Northeastern University Northeastern University Alumni Magazine
WINTER 2007/2008 - VOLUME 33, NUMBER 2
First-Person

Vietnam
Josh Minney, middler

I was ringing up a customer at my family’s boating-supplies business in Southern California, when my cell phone vibrated.

It was my good friend Smith Anderson, a senior who was taking a break from school. He’d been adjusting to life as a young professional and lamenting that his Husky Card no longer got him into the Marino Center.

I, on the other hand, had just completed my sophomore year, and was home for the summer trying to choose my next major.

“I’m nervous,” Smith said.

“Oh, God, what now?” I asked, conditioned to fear the worst from Smith.

“I just bought a plane ticket to Japan,” he replied.   

“Awesome,” I said. “I’ll buy mine right after work.”   

Three weeks later, carrying backpacks and a little money, we were reunited at Tokyo’s busiest intersection. Smith and I were about to start a two-month, round-the-world adventure that changed how I view our planet. Also eBay. And psychics.

After two expensive days in Japan, I set off for Bangkok alone. Smith and I had been booked on different flights to Thailand, and he missed his by five minutes. I hated to leave him, but he had travel insurance and I didn’t, so my missing my flight, too, wouldn’t do us any good.

Little did I know, the shoe would be on the other foot before long.

Once we met up in Bangkok, we traveled north by train. In Thailand’s jungles, we found waterfalls, rice paddies, and the most picturesque locations imaginable.

Next, we hopped on a plane to Vietnam for eight days, five of them spent traveling the countryside on dirt bikes. I finished this part of the trip with a cool-looking scar, a gouged helmet, and a bike with four missing blinkers.

The second half of our tour took us a long way from Asia. We flew to Morocco, then went to Germany. In Frankfurt, our odyssey picked up speed. We headed north to see the Berlin Wall, made a wrong turn, and ended up in Poland. We visited Prague for my birthday. After stops in Slovakia and Austria, we headed to Italy.

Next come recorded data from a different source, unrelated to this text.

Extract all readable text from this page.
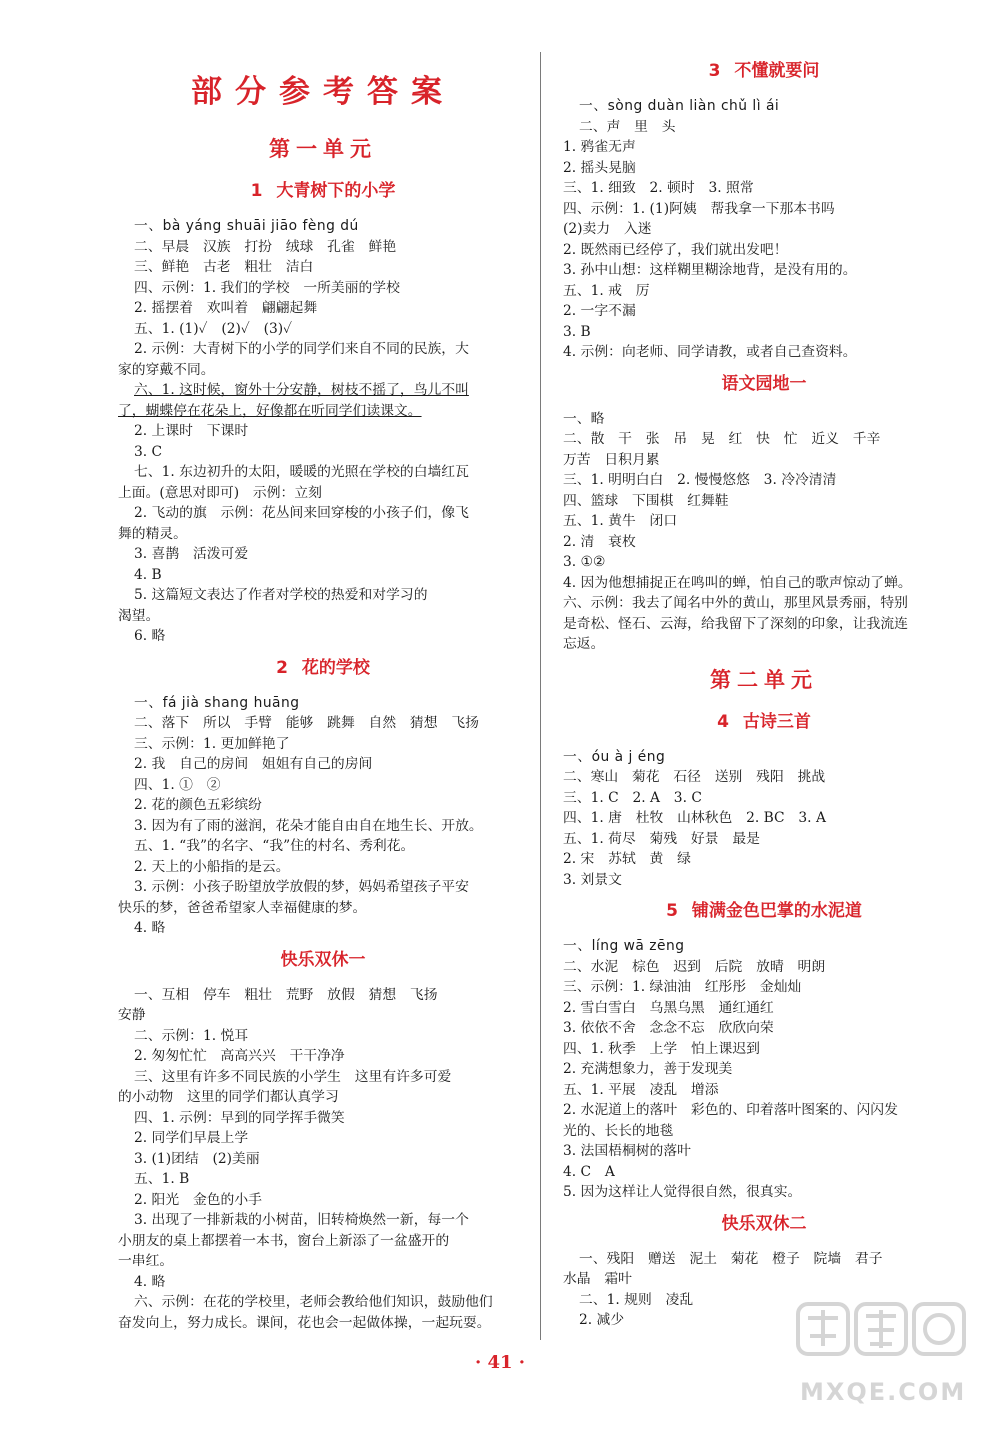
部分参考答案
第一单元
1 大青树下的小学
一、bà yáng shuāi jiāo fèng dú
二、早晨　汉族　打扮　绒球　孔雀　鲜艳
三、鲜艳　古老　粗壮　洁白
四、示例：1. 我们的学校　一所美丽的学校
2. 摇摆着　欢叫着　翩翩起舞
五、1. (1)✓　(2)✓　(3)✓
2. 示例：大青树下的小学的同学们来自不同的民族，大
家的穿戴不同。
六、1. 这时候，窗外十分安静，树枝不摇了，鸟儿不叫
了，蝴蝶停在花朵上，好像都在听同学们读课文。
2. 上课时　下课时
3. C
七、1. 东边初升的太阳，暖暖的光照在学校的白墙红瓦
上面。(意思对即可)　示例：立刻
2. 飞动的旗　示例：花丛间来回穿梭的小孩子们，像飞
舞的精灵。
3. 喜鹊　活泼可爱
4. B
5. 这篇短文表达了作者对学校的热爱和对学习的
渴望。
6. 略
2 花的学校
一、fá jià shang huāng
二、落下　所以　手臂　能够　跳舞　自然　猜想　飞扬
三、示例：1. 更加鲜艳了
2. 我　自己的房间　姐姐有自己的房间
四、1. ①　②
2. 花的颜色五彩缤纷
3. 因为有了雨的滋润，花朵才能自由自在地生长、开放。
五、1. “我”的名字、“我”住的村名、秀利花。
2. 天上的小船指的是云。
3. 示例：小孩子盼望放学放假的梦，妈妈希望孩子平安
快乐的梦，爸爸希望家人幸福健康的梦。
4. 略
快乐双休一
一、互相　停车　粗壮　荒野　放假　猜想　飞扬
安静
二、示例：1. 悦耳
2. 匆匆忙忙　高高兴兴　干干净净
三、这里有许多不同民族的小学生　这里有许多可爱
的小动物　这里的同学们都认真学习
四、1. 示例：早到的同学挥手微笑
2. 同学们早晨上学
3. (1)团结　(2)美丽
五、1. B
2. 阳光　金色的小手
3. 出现了一排新栽的小树苗，旧转椅焕然一新，每一个
小朋友的桌上都摆着一本书，窗台上新添了一盆盛开的
一串红。
4. 略
六、示例：在花的学校里，老师会教给他们知识，鼓励他们
奋发向上，努力成长。课间，花也会一起做体操，一起玩耍。
3 不懂就要问
一、sòng duàn liàn chǔ lì ái
二、声　里　头
1. 鸦雀无声
2. 摇头晃脑
三、1. 细致　2. 顿时　3. 照常
四、示例：1. (1)阿姨　帮我拿一下那本书吗
(2)卖力　入迷
2. 既然雨已经停了，我们就出发吧！
3. 孙中山想：这样糊里糊涂地背，是没有用的。
五、1. 戒　厉
2. 一字不漏
3. B
4. 示例：向老师、同学请教，或者自己查资料。
语文园地一
一、略
二、散　干　张　吊　晃　红　快　忙　近义　千辛
万苦　日积月累
三、1. 明明白白　2. 慢慢悠悠　3. 冷冷清清
四、篮球　下围棋　红舞鞋
五、1. 黄牛　闭口
2. 清　衰枚
3. ①②
4. 因为他想捕捉正在鸣叫的蝉，怕自己的歌声惊动了蝉。
六、示例：我去了闻名中外的黄山，那里风景秀丽，特别
是奇松、怪石、云海，给我留下了深刻的印象，让我流连
忘返。
第二单元
4 古诗三首
一、óu à j éng
二、寒山　菊花　石径　送别　残阳　挑战
三、1. C　2. A　3. C
四、1. 唐　杜牧　山林秋色　2. BC　3. A
五、1. 荷尽　菊残　好景　最是
2. 宋　苏轼　黄　绿
3. 刘景文
5 铺满金色巴掌的水泥道
一、líng wā zēng
二、水泥　棕色　迟到　后院　放晴　明朗
三、示例：1. 绿油油　红彤彤　金灿灿
2. 雪白雪白　乌黑乌黑　通红通红
3. 依依不舍　念念不忘　欣欣向荣
四、1. 秋季　上学　怕上课迟到
2. 充满想象力，善于发现美
五、1. 平展　凌乱　增添
2. 水泥道上的落叶　彩色的、印着落叶图案的、闪闪发
光的、长长的地毯
3. 法国梧桐树的落叶
4. C　A
5. 因为这样让人觉得很自然，很真实。
快乐双休二
一、残阳　赠送　泥土　菊花　橙子　院墙　君子
水晶　霜叶
二、1. 规则　凌乱
2. 减少
· 41 ·
MXQE.COM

A fashion-designer friend put us up in a villa in the Italian Alps for a week while we worked in his factory making high-end jackets. Trekking down “the Boot,” we spent another week in digs across from the Vatican.

By the time we reached Smith’s cousin’s house in the Netherlands, it was official: I had no more money and no ticket home. I was stranded.

Smith suggested I auction myself on eBay. It was a joke at first—until it wasn’t. The idea was that the highest bidder would win a week of my labor in exchange for paying my airfare home. After my eBay page got 1,500 views in the first six hours, we realized this might just work.

Since he had to attend a family reunion, Smith headed back to the States. I had a ticket to London, so I went there to wait for my auction to end.

After staying with an acquaintance in Hyde Park, I took a bus to Oxford to crash with a girl I’d met in Vietnam. Using her computer, I saw my auction was up to $500. Then I went to stay with a distant cousin in the Midlands, who put me up for four days until my auction ended.

By the time I was “sold,” I’d received sixty-three bids and 8,800 hits. The winner? Darlene Anderson (no relation to Smith), a psychic and the owner of Regina Russell’s Tearoom, in Quincy, Massachusetts. She had bid $935.01. Within hours, Smith received the money via PayPal and bought my ticket home.

At Logan International Airport, Smith and my family met me at the gate. And so did reporters from Fox 25 TV news and the Boston Globe, who started asking questions the moment I came into view. Darlene, my rescuer and new boss, was in the crowd, too, holding a sign that read “Welcome back to America!” I hugged her and thanked her for taking a chance on such a risky purchase.

We headed to her house in Quincy. The tearoom where I’d be working was next door. Darlene had made up a guest room and stocked the pantry for me. Breakfast was an omelet, not Vietnamese pork soup or English beans on toast.

The next morning, it was time to get to work. The tearoom employed more than twenty clairvoyants, all with their own ways of predicting the future.

I essentially served as the tearoom’s host. I’d greet customers as they came in, seat them at a table, and offer them a menu that listed the available psychic services.
As the client decided whether to choose Tarot cards, a palm reading, the crystal ball, or tea leaves, I’d serve them coffee, tea, or lemonade and answer their questions.

The work that week was painless. And when business was slow, the psychics took turns giving me readings. The personal information they “knew” about me was accurate enough to turn me into a believer.

Though I’ll never know what possessed Darlene Anderson to respond to my listing, I’m forever indebted. Without her, I might still be in Europe.

I gave her a very positive rating on eBay.

My story ended up in U.S. News and on Good Morning America.

And when I returned to campus last fall, I switched to my fourth major: international affairs.